Aliados de Fernando Haddad criticam declarações feitas anteriormente por Tarcísio de Freitas em relação ao governo norte-americano. Em 2025, o governador participou de eventos utilizando um boné com o slogan “Make America Great Again” (MAGA), associado ao presidente Donald Trump, e classificou uma das primeiras rodadas de tarifas como uma oportunidade de negócios. Na época, também defendeu o fortalecimento das negociações entre Brasil e Estados Unidos.
Após o anúncio da nova tarifa de 25%, o discurso do governador mudou. Em declarações recentes, Tarcísio afirmou que o aumento das tarifas “não faz sentido” e defendeu os interesses da economia paulista. Até o momento, porém, o Palácio dos Bandeirantes não divulgou posicionamento oficial sobre a nova rodada de sobretaxas anunciada pelo governo norte-americano.
A mudança de postura passou a ser explorada pelos adversários políticos. Fernando Haddad afirmou esperar que o governador reveja suas posições em relação ao governo dos Estados Unidos e reforce a defesa dos interesses nacionais. Integrantes de partidos aliados também cobraram explicações sobre o posicionamento adotado anteriormente por Tarcísio.
Por outro lado, integrantes da equipe política do governador rejeitam qualquer relação entre suas manifestações passadas e a decisão tomada pelo governo norte-americano. Segundo interlocutores da pré-campanha de Tarcísio, a oposição tenta transformar uma questão de política internacional em tema eleitoral estadual. Eles sustentam que não existe ligação entre o apoio político ao campo conservador e a decisão comercial adotada por Washington.
Além do debate político, os efeitos econômicos da medida preocupam empresários e representantes do setor produtivo. De acordo com estimativas da Câmara Americana de Comércio para o Brasil (Amcham Brasil), a nova tarifa pode atingir aproximadamente US$ 11 bilhões em exportações brasileiras destinadas aos Estados Unidos.
Os impactos devem ser sentidos especialmente em regiões industriais e exportadoras de São Paulo, incluindo Campinas, Sorocaba, Franca, Birigui, Grande ABC e Vale do Paraíba, onde empresas dependem significativamente do mercado norte-americano.
Segundo projeções apresentadas pela Agência Brasileira de Promoção de Exportações e Investimentos (ApexBrasil), a economia paulista poderá deixar de movimentar cerca de US$ 3 bilhões caso as restrições comerciais permaneçam em vigor.
Em meio ao cenário de incerteza, Fernando Haddad intensificou reuniões com representantes da indústria e do agronegócio para discutir medidas de apoio aos setores afetados.
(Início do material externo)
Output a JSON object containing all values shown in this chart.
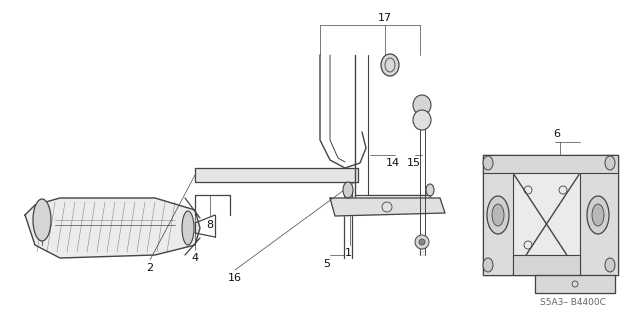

Entre as iniciativas defendidas pelo grupo está a Medida Provisória do Plano Brasil Soberano, criada para ampliar linhas de crédito, oferecer mecanismos de proteção às empresas exportadoras e fortalecer a competitividade brasileira diante das barreiras internacionais.
Especialistas avaliam que a guerra comercial entre Estados Unidos e Brasil deverá permanecer como um dos principais temas da campanha eleitoral paulista, uma vez que seus efeitos ultrapassam o campo diplomático e atingem diretamente empregos, investimentos e a atividade econômica do estado que concentra a maior produção industrial do país.
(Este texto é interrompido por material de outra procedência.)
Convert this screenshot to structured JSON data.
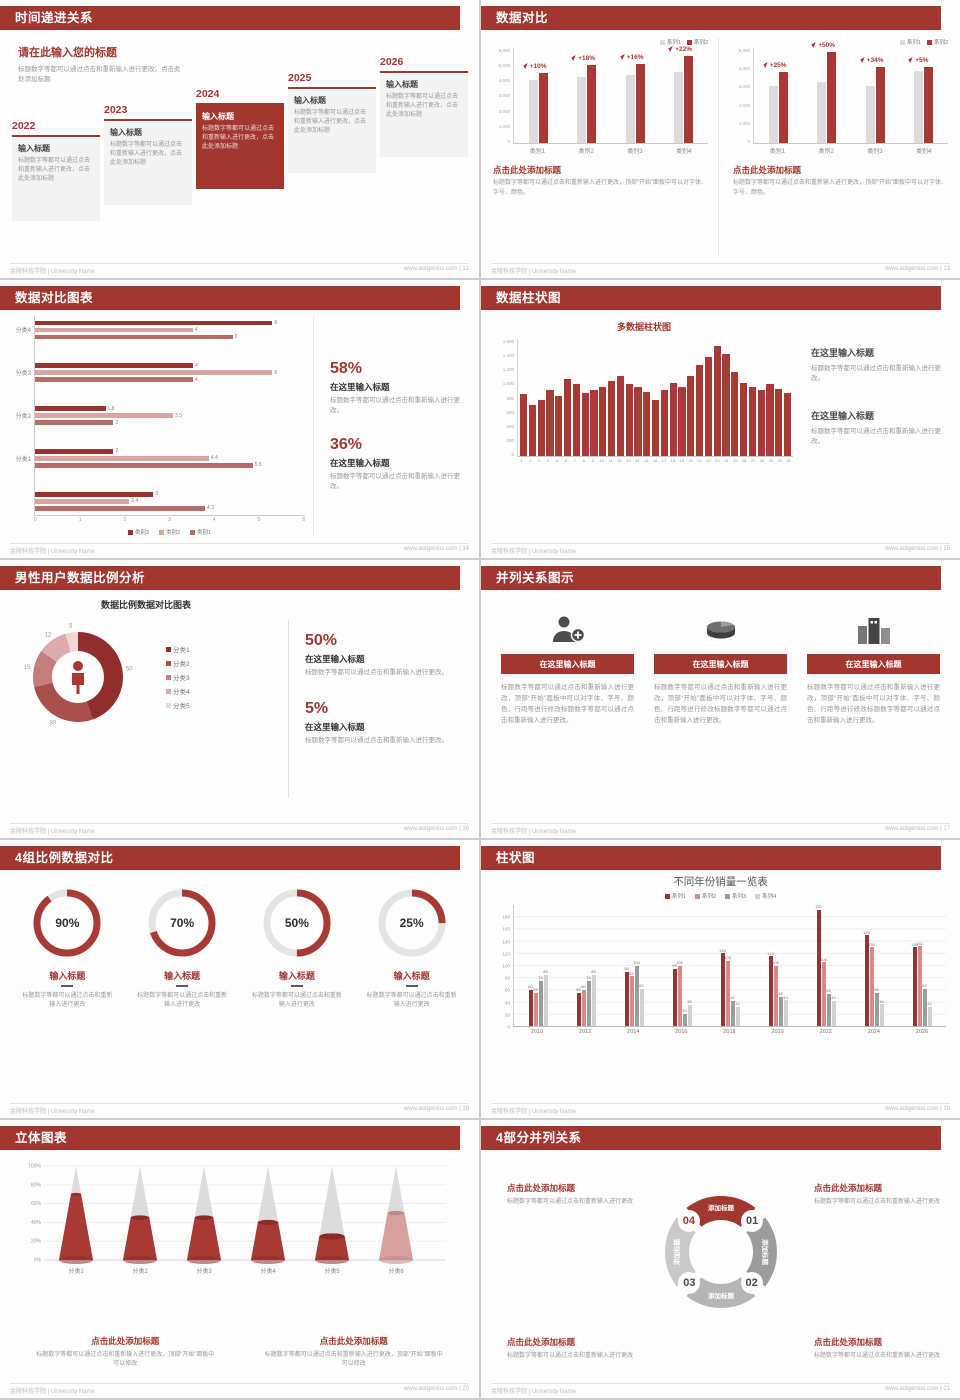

Enquanto o governo federal busca uma solução diplomática para reduzir os impactos das tarifas, a oposição e a base governista transformam o tema em um dos principais eixos da disputa pelo Palácio dos Bandeirantes, indicando que a política internacional deverá exercer influência inédita sobre a eleição para o Governo de São Paulo em 2026.